How To Win The "I Have No Studio" Challenge
Having dealt with all kinds of spaces to shoot in, I can say that having to deal with a small space to shoot portraits is one of my worst fears. (This is why I conquered the basement in our new house).
A few weeks ago I started talking with photographer Matthew Shalaby who is doing some amazing work with a very confined space. Actually Matthew has been shooting for a very short time and not only dealing with the lack of a "decent" studio (shoots in a 8 feet by 10 feet room) but also the lack of a crew. So most of his work is done in a TFx (Time For Prints/CD/Other) form.
Matthew makes some great use of the inverse square law and pulls the lighting modifiers very close to his models. Which maximizes the available space, but also makes some very soft light.
I asked Matthew if he could tip the rest of us on how to win against the limits of living-rooms, small garages and the likes.
First lets describe the spatial challenge that Matthew has to overcome (here it is in Matthews words):
"The challenge I face is my studio space. Right now, it's not in the cards for me to own a large studio, so I converted the largest room in my home into my "studio". Its 8ft wide x 10ft deep (with a 10ft ceiling). As you can imagine, this opens a whole bundle of joy in terms of trying to produce professional quality photo's in such a tight space.
"I strive to mask the fact that my space is so small in my work by light placement, angle, direction, model placement and distance from background. Given only 10 feet of distance to work with, and my personal taste is to keep the model as far away from the backdrop as possible, I face the challenge of pushing the limits of wide focal lengths as well, always striving to get the most of the model I can without lens distortion.

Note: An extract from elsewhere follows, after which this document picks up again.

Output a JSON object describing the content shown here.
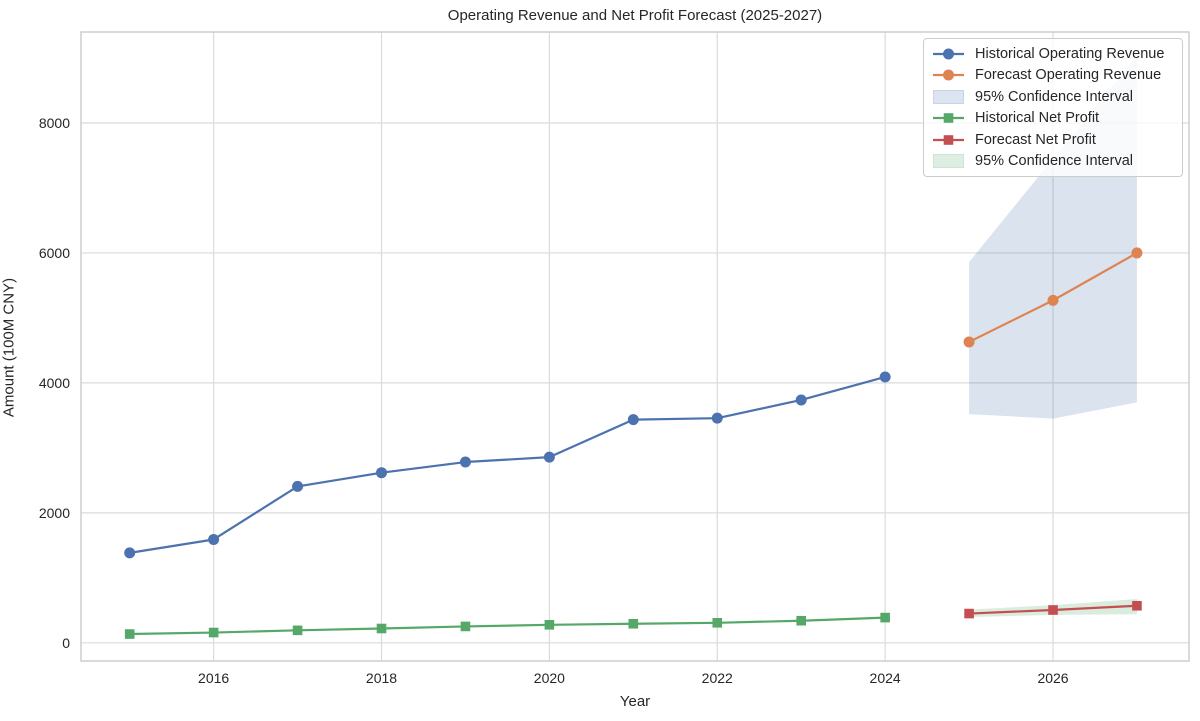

Matt uses a nice tool box when it comes to getting the max out of his small room, here is how he describes it.
Working in a tight space teaches you the inverse square law quickly! For this, and the looks I wanted to go for (shadows for added drama), light modifier placement was extremely close to the models... sometimes as close as 18 inches! Also grids on each modifier was essential as well to cut down on the spread of light. Most of my studio shots were done with a 35" Octabox with Grid, or a 14x55" Stripbox with Grid - again, always placed very close to the model to get the look I wanted. I found pulling back the modifier would spread light throughout the entire room, and the look just didn't come off as professional. So close modifier placement is the key to getting the look I get within my small studio space.
Here are some examples of either an octabox or strip box placed within 2 feet of the model. As you'll see, all of them are side it, or 3/4 side lit, again, all in an effort to keep as much light off the backdrop as possible.

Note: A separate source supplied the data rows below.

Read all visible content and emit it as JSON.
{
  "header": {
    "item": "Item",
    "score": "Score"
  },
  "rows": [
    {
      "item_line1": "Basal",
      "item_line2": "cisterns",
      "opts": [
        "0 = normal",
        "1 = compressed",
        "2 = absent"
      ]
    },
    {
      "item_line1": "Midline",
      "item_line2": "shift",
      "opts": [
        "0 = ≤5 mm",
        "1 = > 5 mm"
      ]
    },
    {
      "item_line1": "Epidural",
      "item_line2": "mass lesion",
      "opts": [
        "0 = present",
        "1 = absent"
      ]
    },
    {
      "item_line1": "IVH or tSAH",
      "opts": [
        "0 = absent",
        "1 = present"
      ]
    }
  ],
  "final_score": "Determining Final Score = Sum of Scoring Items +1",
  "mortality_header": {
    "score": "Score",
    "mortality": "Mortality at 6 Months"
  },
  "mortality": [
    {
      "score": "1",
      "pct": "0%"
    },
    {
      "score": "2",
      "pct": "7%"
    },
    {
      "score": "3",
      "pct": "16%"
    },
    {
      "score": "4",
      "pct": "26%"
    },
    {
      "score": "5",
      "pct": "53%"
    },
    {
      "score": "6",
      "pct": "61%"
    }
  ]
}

For beauty shots (head shots), I felt more at ease. Having a huge studio isn't mandatory for these. In this pull back shot, you can see a 47" Octabox behind the model. I would shoot this as the same aperture as my main light, or 1 stop higher depending on the look I wanted, but mainly to have a perfectly white background.
Here are some example shots of this basic setup:
Lastly, I use the Molla Setti Beauty Dish against a bi-fold door. The doors are pretty versatile, They can act as flags, GOBOs or V cards. (and they are usually flat which saves lots of storage room). This set up pretty much stretched through my entire studio.
I use 3 seamless rolls, all had to be cut down to 7ft wide for backdrops. They are mounted from the ceiling as there is no room for stands.
I use a set of bi-fold doors painted black on one side and white on the other to help control light spread.
Finally I asked Matthew for some general tips
"I find the following tips to be extremely helpful with small spaces
Grids are a must to control light spread. In such a small space, light will bounce off of everything so bi-fold doors painted black, or black curtains or foamcore all help control light spread.
Also I give extra attention to modifier placement. For the look I wanted to achieve, I found close placement to my subjects worked best (with 1-2 feet). Also, the direction the modifier was placed was critical. Too much to the side and you have a half lit model. Too much out front and your backdrop is splashed with light. I found a 3/4 approach, facing downward onto the model works well.